3. Indien één of meer leidinggevenden niet voldoen aan de volgende eisen weigert de burgemeester al dan niet gedeeltelijk de exploitatievergunning:
a. zij mogen niet onder curatele staan dan wel uit de ouderlijke macht of voogdij ontzet zijn;
b. zij mogen niet in enig opzicht van slecht levensgedrag zijn;
c. zij moeten de leeftijd van éénentwintig jaar hebben bereikt.
4. Het bepaalde in het derde lid geldt niet ten aanzien van horecabedrijven waarvoor een vergunning is verleend op grond van de Drank- en Horecawet.
Drank- en Horecawet
1. Een vergunning wordt geweigerd indien:
a. niet wordt voldaan aan de ingevolge de artikelen 8 tot en met 10 geldende eisen;
b. redelijkerwijs moet worden aangenomen, dat de feitelijke toestand niet met het in de aanvrage vermelde in overeenstemming zal zijn;
c. artikel 7, tweede lid, artikel 31, vierde lid, en artikel 32, tweede lid, zich tegen de verlening van de gevraagde vergunning verzet;
d. redelijkerwijs moet worden aangenomen dat een of meer van de bij of krachtens de artikelen 2 en 13 tot en met 24 gestelde verboden zal worden overtreden of dat in strijd zal worden gehandeld met aan de vergunning verbonden beperkingen of voorschriften.

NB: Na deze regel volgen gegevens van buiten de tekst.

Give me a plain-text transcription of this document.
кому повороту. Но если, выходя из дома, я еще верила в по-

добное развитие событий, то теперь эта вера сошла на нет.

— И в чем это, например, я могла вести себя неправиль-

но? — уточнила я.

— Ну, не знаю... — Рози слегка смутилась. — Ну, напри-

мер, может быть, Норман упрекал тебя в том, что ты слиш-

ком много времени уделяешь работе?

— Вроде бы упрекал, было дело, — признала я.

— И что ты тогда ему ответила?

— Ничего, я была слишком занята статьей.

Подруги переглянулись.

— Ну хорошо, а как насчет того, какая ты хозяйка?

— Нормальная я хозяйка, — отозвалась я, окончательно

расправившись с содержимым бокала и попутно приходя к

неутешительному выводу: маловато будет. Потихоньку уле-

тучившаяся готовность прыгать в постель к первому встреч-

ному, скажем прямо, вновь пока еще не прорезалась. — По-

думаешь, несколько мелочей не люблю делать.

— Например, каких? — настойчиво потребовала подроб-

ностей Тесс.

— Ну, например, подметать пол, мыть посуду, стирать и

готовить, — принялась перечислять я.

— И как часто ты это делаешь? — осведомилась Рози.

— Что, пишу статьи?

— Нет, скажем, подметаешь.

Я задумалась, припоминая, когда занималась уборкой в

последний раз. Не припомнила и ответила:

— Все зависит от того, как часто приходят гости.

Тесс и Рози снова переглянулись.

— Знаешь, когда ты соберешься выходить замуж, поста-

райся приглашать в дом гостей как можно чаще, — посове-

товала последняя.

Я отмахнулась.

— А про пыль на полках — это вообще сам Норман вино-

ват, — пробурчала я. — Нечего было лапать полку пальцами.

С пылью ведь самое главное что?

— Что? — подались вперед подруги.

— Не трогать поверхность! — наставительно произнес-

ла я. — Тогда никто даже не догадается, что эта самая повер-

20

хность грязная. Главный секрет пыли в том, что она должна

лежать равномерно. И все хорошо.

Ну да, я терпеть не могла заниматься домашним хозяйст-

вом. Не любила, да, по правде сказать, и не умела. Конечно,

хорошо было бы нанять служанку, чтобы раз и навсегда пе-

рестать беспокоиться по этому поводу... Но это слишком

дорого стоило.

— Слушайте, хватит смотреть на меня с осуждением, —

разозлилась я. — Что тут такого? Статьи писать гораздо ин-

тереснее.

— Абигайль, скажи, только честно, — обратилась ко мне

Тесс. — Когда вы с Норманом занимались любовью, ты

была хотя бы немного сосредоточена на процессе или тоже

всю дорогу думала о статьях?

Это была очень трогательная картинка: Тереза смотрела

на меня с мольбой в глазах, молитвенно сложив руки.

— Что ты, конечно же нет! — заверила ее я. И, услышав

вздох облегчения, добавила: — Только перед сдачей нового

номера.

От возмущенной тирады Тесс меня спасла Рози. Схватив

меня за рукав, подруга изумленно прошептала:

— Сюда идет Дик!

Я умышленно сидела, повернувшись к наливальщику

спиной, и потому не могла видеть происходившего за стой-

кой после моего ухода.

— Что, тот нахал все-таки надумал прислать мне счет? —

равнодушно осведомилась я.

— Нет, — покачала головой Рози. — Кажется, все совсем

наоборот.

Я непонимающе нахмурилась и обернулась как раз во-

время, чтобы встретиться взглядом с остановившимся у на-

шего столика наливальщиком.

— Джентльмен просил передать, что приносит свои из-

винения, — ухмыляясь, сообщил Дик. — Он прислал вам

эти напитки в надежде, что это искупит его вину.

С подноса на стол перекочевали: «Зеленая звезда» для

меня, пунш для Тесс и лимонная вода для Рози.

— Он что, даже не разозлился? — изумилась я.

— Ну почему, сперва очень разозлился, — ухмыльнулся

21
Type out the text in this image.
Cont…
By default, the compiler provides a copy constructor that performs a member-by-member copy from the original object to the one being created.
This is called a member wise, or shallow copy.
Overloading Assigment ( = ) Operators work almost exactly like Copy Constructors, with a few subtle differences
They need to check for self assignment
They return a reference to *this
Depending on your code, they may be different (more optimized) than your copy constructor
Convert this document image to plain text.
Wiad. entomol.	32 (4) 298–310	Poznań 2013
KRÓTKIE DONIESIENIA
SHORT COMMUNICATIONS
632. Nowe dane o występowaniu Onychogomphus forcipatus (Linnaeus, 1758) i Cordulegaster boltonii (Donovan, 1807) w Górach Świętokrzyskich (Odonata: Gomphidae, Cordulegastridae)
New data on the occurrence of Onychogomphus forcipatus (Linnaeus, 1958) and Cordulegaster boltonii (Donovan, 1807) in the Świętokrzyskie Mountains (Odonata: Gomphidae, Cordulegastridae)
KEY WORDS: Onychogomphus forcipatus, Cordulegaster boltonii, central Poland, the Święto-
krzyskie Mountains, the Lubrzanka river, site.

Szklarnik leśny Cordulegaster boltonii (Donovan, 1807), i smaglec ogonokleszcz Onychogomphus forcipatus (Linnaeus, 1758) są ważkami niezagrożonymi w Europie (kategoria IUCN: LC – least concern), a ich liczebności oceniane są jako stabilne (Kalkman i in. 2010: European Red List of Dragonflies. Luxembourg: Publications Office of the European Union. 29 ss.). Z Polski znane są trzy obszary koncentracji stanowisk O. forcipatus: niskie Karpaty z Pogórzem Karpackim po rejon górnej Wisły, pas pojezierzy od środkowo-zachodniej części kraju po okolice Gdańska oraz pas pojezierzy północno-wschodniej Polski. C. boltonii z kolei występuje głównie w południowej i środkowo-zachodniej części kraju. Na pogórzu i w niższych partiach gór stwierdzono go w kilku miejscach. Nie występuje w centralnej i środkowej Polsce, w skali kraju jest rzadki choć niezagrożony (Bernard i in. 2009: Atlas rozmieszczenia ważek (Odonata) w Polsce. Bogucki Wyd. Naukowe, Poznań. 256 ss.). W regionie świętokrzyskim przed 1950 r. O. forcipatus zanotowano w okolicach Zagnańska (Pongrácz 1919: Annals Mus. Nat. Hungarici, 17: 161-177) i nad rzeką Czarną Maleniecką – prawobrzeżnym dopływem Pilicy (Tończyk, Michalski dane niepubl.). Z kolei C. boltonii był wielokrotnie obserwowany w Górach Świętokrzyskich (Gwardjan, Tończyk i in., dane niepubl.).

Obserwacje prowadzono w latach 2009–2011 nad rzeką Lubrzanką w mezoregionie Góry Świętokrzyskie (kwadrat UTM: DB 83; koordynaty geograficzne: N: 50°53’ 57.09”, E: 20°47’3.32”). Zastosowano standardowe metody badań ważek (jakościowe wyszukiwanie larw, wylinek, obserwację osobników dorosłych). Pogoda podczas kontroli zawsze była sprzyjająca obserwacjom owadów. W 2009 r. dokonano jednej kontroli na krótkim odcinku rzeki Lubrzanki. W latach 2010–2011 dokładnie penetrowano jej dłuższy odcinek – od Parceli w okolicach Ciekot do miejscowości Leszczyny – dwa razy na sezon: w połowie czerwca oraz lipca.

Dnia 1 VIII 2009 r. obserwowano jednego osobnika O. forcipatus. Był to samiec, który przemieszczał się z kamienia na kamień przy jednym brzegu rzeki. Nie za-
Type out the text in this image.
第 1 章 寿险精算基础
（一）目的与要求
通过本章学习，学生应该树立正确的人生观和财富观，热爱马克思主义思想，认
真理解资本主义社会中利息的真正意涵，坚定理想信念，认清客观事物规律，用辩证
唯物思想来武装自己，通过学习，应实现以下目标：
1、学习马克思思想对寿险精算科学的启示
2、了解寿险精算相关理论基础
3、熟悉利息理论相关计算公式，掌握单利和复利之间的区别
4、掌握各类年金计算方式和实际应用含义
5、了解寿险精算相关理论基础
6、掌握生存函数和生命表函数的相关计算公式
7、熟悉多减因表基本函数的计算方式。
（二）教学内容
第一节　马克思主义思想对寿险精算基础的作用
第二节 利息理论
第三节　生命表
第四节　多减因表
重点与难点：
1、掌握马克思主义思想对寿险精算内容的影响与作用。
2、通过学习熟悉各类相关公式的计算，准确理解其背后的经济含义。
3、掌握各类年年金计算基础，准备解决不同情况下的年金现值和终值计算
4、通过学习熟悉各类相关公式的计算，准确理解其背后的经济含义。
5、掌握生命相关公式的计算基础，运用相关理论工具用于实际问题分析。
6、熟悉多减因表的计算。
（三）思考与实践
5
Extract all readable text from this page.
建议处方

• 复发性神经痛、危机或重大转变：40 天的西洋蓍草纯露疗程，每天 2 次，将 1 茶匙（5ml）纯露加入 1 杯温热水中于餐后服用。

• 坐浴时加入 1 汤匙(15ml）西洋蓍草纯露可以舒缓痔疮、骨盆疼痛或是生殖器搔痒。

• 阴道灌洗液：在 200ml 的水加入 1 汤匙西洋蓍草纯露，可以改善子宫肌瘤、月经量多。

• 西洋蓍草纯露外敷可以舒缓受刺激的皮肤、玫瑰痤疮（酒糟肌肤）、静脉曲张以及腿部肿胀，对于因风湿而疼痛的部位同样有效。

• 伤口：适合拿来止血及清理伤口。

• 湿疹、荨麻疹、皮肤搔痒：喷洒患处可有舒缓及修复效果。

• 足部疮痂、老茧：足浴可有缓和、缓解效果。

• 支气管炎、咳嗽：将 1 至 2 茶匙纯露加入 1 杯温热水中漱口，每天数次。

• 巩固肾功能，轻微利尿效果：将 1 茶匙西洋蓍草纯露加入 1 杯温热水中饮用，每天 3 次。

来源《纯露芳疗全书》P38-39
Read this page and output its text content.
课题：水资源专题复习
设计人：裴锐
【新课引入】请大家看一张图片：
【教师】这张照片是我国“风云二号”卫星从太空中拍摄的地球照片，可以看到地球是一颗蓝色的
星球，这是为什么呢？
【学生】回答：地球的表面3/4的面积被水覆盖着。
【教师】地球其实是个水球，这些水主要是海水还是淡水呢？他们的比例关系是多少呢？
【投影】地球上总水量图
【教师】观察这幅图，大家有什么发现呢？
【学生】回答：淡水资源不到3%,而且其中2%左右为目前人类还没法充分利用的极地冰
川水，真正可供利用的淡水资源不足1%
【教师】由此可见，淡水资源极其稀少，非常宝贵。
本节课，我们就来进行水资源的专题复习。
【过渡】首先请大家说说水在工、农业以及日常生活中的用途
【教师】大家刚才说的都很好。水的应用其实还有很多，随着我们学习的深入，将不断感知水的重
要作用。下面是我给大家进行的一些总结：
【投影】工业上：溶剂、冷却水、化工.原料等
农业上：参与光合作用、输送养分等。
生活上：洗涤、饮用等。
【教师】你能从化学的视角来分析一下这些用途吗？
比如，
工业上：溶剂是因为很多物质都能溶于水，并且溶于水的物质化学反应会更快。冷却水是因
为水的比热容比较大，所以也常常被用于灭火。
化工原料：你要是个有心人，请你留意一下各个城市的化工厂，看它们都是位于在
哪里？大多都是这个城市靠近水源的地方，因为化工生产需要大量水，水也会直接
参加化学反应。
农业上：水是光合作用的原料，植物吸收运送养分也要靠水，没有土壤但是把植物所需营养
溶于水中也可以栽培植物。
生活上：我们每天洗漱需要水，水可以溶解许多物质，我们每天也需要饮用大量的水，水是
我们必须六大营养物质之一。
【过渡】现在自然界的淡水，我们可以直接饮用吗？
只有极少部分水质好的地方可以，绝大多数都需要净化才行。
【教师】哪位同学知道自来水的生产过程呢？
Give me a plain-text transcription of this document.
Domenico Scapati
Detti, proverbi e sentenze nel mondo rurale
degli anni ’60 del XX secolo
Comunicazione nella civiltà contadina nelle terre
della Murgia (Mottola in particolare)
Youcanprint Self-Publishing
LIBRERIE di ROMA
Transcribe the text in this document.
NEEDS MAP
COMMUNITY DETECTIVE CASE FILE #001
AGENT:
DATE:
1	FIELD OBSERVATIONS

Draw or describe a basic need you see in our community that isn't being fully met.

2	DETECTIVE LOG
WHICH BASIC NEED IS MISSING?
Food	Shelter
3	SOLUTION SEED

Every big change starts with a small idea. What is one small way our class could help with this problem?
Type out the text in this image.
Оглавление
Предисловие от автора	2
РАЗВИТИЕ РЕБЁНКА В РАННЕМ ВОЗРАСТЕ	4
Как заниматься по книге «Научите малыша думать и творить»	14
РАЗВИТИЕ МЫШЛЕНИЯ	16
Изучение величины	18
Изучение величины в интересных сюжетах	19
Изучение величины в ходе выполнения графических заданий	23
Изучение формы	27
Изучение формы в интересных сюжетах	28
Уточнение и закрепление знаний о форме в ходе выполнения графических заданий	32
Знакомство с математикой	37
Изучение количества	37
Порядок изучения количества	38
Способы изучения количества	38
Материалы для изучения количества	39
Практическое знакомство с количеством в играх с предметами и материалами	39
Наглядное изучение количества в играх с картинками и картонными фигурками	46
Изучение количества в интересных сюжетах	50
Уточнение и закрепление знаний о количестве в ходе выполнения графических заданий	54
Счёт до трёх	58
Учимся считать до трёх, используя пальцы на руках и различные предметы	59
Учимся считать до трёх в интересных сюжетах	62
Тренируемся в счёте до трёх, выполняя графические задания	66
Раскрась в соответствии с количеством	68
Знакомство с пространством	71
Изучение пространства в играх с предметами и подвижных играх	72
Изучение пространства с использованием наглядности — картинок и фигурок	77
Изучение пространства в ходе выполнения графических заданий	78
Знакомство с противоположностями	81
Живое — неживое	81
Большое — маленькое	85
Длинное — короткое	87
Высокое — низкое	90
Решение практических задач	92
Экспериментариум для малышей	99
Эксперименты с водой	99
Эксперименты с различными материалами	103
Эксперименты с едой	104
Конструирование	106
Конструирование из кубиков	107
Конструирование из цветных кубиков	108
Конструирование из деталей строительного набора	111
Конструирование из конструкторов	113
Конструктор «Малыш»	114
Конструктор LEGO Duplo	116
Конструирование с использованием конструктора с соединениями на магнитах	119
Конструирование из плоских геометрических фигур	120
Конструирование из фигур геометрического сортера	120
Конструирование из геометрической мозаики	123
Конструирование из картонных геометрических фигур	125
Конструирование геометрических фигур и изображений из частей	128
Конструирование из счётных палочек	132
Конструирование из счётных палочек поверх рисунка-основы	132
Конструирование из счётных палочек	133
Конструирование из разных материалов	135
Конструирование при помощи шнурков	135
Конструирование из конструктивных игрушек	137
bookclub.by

2. Een vergunning ten aanzien van een inrichting, waarvan de vergunning op grond van artikel 31, eerste lid, onder c, is ingetrokken, kan gedurende een bij die intrekking vastgestelde termijn van ten hoogste vijf jaar worden geweigerd.
3. Een vergunning kan worden geweigerd in het geval en onder de voorwaarden, bedoeld in artikel 3 van de Wet bevordering integriteitsbeoordelingen door het openbaar bestuur.
4. Voordat toepassing wordt gegeven aan het derde lid, kan het Bureau bevordering integriteitsbeoordelingen door het openbaar bestuur, bedoeld in artikel 8 van de Wet bevordering integriteitsbeoordelingen door het openbaar bestuur, om een advies als bedoeld in artikel 9 van die wet worden gevraagd.
Een vergunning wordt verleend, indien geen der in artikel 27 bedoelde weigeringsgronden aanwezig is.